Building rapport and empathy



A list of what you can and can't do with me

August 30, 2023

Constraints are not only harmful.
But there are also helpful ones.
These are the constraints that we create for ourselves.
They are necessary to get what we want effectively.

Examples of useful restrictions:

When I have predetermined constraints, I can make decisions without having to weigh all the factors every time.
In essence, decisions about timing, budget, and work requirements have already been made.
The question is not whether I want to revise them.
It’s how to stick to them, and whether it’s realistic to sustain them.
Revision is possible, but not desirable.
If deadlines are constantly being revised, what is the point of setting deadlines?
If there is a list of standards, it is much easier to see if those standards are being met.

Constraints can be beneficial in communication as well.
Make two lists:

  1. A list of actions and ways of communicating that I don’t find acceptable in my address.
  2. A list of what I want from communication. How I want it to happen.

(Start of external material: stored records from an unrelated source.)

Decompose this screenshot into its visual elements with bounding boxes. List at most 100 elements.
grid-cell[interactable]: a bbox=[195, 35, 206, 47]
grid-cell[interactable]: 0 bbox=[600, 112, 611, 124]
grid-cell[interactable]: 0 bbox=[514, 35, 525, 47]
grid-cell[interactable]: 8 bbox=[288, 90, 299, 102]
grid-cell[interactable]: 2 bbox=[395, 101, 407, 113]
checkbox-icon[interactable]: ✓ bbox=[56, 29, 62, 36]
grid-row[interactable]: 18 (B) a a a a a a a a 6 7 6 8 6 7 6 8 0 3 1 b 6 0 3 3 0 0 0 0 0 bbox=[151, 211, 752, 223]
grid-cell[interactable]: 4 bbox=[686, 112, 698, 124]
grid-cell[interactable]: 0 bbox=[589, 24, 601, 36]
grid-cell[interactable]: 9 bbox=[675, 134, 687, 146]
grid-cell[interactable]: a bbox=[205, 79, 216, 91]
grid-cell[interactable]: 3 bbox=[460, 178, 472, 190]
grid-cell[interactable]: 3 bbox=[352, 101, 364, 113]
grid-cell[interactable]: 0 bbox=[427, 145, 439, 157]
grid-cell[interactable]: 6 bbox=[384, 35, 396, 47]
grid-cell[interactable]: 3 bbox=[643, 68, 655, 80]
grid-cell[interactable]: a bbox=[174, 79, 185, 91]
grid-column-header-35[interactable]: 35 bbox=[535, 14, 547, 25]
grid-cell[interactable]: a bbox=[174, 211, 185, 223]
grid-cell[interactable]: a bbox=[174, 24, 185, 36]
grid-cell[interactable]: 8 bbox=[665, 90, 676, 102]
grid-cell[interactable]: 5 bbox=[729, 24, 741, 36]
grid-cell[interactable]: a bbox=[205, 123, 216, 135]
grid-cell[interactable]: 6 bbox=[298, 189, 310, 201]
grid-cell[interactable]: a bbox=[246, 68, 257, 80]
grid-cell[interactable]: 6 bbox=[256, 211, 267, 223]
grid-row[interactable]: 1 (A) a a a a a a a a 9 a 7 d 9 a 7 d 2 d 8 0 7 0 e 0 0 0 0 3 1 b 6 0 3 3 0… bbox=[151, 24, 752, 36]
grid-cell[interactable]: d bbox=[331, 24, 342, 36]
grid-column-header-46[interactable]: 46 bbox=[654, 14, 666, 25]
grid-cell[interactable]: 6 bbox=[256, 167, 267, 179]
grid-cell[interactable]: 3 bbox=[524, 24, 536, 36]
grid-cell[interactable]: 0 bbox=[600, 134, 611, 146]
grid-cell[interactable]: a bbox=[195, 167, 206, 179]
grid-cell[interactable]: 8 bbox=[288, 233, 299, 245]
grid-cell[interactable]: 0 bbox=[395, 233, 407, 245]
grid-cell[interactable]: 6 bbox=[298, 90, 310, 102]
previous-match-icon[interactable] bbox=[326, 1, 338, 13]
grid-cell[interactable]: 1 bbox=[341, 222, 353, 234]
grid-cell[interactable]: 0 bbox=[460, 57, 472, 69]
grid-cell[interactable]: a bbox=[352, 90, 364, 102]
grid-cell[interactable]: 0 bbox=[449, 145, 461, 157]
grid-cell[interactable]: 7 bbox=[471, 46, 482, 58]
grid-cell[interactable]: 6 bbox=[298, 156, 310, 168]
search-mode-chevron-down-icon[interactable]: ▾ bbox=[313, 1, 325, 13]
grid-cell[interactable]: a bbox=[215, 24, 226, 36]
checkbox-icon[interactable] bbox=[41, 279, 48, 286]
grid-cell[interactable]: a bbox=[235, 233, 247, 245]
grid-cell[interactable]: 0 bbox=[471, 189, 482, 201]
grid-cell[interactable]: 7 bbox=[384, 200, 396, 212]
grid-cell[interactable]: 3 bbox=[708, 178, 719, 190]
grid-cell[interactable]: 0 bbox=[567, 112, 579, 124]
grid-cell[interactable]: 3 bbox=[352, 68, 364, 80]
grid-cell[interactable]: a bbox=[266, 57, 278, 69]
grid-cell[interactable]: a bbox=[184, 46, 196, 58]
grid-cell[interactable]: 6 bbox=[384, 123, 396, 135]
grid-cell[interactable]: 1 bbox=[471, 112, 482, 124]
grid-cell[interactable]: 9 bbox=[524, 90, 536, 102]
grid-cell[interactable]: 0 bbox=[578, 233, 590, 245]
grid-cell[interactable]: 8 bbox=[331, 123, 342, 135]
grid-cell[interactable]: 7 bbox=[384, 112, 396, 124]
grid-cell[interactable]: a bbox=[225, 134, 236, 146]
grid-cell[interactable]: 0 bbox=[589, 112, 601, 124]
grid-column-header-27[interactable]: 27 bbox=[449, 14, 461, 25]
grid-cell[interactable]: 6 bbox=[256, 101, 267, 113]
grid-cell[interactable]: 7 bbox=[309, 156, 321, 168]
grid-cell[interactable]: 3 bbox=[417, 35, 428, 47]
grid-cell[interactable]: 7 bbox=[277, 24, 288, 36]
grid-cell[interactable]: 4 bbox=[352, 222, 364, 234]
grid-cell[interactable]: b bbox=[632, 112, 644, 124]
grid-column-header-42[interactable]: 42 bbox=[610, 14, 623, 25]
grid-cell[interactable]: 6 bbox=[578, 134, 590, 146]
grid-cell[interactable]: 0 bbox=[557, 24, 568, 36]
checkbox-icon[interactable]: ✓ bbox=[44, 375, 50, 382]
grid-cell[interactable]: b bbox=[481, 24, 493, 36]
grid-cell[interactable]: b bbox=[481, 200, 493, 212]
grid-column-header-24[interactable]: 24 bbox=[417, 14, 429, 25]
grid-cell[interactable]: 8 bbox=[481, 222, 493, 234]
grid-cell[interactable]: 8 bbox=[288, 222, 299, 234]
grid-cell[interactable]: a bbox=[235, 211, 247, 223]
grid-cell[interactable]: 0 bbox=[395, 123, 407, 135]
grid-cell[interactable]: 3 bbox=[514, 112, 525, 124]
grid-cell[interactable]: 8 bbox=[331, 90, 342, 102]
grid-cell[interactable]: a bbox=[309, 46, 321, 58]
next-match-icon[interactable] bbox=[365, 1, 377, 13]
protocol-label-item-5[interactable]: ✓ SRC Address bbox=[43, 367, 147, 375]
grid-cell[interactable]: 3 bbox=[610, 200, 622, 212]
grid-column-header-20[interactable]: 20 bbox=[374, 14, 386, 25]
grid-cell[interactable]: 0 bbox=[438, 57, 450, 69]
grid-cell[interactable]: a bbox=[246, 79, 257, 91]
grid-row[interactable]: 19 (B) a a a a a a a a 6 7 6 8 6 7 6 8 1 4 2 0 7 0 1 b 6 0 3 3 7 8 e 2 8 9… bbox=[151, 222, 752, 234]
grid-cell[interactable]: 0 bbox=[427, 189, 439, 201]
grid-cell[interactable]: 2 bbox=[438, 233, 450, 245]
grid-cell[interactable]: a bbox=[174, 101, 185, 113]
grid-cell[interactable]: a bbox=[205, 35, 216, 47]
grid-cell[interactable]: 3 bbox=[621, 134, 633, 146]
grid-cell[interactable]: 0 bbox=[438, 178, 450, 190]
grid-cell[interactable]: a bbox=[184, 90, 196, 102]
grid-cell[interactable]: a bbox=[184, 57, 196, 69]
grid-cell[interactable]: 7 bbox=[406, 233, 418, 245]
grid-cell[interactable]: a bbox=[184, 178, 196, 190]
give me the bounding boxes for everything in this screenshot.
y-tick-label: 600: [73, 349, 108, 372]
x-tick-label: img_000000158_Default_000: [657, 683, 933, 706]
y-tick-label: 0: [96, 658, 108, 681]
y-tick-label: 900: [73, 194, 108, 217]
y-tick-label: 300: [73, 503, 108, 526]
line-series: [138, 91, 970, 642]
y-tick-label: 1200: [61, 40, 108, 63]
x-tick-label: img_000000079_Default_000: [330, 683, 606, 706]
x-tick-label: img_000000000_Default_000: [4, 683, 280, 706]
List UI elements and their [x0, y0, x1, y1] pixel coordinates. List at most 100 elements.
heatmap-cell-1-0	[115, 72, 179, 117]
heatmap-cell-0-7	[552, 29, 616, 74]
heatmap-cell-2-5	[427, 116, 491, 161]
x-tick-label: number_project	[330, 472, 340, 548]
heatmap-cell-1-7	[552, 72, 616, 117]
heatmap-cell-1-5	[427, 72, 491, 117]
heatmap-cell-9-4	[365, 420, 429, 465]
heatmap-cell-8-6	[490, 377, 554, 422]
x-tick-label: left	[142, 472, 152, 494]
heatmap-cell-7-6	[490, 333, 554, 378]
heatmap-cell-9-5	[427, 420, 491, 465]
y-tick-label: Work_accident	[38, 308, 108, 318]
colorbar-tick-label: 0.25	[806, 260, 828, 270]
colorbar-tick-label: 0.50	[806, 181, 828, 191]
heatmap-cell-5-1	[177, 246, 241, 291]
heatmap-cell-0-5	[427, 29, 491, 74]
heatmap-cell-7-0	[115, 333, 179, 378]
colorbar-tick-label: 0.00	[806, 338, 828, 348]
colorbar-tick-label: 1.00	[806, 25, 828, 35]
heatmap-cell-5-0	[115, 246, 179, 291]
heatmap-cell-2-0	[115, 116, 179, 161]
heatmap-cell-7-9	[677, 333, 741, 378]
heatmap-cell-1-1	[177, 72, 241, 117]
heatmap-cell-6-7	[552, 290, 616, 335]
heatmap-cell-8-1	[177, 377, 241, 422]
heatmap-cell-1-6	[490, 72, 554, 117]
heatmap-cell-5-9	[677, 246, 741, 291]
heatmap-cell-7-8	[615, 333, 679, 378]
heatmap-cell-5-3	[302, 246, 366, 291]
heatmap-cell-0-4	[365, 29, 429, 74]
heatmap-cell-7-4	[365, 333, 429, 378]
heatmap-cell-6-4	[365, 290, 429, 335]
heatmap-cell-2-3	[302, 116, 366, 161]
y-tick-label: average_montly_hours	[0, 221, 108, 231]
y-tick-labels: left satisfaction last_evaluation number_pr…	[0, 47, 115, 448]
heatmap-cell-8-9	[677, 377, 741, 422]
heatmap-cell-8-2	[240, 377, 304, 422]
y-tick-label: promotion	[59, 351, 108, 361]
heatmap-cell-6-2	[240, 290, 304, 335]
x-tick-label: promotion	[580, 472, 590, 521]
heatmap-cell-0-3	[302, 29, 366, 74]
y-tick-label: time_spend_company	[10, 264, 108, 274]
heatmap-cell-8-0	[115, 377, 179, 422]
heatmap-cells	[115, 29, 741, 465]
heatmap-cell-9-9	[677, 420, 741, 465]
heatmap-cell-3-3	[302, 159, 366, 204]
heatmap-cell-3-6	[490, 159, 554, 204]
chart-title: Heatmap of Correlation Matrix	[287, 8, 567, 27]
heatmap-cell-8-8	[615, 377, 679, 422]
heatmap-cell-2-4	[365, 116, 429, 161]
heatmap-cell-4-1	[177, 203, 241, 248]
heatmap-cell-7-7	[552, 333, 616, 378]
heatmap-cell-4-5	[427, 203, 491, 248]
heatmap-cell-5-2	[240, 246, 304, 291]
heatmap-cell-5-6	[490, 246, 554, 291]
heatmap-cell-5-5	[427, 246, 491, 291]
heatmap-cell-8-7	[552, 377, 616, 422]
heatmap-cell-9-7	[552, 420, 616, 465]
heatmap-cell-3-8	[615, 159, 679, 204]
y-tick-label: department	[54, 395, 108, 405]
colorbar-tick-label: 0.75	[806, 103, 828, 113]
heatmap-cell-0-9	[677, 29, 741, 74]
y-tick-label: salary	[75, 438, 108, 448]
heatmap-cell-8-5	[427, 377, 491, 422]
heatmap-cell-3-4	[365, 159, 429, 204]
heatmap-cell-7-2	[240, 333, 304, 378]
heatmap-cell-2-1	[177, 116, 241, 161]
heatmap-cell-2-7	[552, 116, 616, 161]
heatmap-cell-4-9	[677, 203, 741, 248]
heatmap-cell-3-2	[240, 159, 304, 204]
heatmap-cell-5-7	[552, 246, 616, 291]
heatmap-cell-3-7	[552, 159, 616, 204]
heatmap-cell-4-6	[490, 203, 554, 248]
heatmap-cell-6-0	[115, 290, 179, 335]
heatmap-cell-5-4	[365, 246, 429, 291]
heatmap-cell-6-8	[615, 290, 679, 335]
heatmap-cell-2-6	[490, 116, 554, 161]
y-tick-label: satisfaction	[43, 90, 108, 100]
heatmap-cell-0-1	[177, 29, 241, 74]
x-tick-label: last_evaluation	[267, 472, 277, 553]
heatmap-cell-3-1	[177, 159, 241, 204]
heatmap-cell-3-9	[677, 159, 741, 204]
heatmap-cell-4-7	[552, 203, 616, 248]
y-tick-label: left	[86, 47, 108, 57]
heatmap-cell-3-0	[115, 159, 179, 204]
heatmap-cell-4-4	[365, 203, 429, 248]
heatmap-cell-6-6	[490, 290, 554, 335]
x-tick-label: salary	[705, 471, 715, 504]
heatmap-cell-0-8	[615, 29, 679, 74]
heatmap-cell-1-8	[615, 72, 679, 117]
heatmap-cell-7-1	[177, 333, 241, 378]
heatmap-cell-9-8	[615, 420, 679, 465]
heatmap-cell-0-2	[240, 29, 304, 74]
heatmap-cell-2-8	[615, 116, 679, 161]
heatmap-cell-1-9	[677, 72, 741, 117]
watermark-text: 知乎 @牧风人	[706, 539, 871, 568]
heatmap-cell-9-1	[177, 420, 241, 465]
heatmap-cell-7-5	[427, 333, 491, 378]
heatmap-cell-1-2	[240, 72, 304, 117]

If what I described in the first list is not going to happen, then what I want it to be instead.

If the first list is what’s not OK for me, how I can’t be treated.
The second list is as important - it’s about how I want it to be.
If I just say, “Don’t cook me broccoli!” - and they make me cauliflower the next day, would I be happy?
Only in the one case - if I wanted cauliflower.
But what if I wanted scrambled eggs and bacon, then it would be much more effective to ask for that initially.

It’s not only about boundaries, it’s about understanding how I want to structure my interactions with people. And whether I’m succeeding in it.
When you have a clear picture of what you want, you have something to compare to.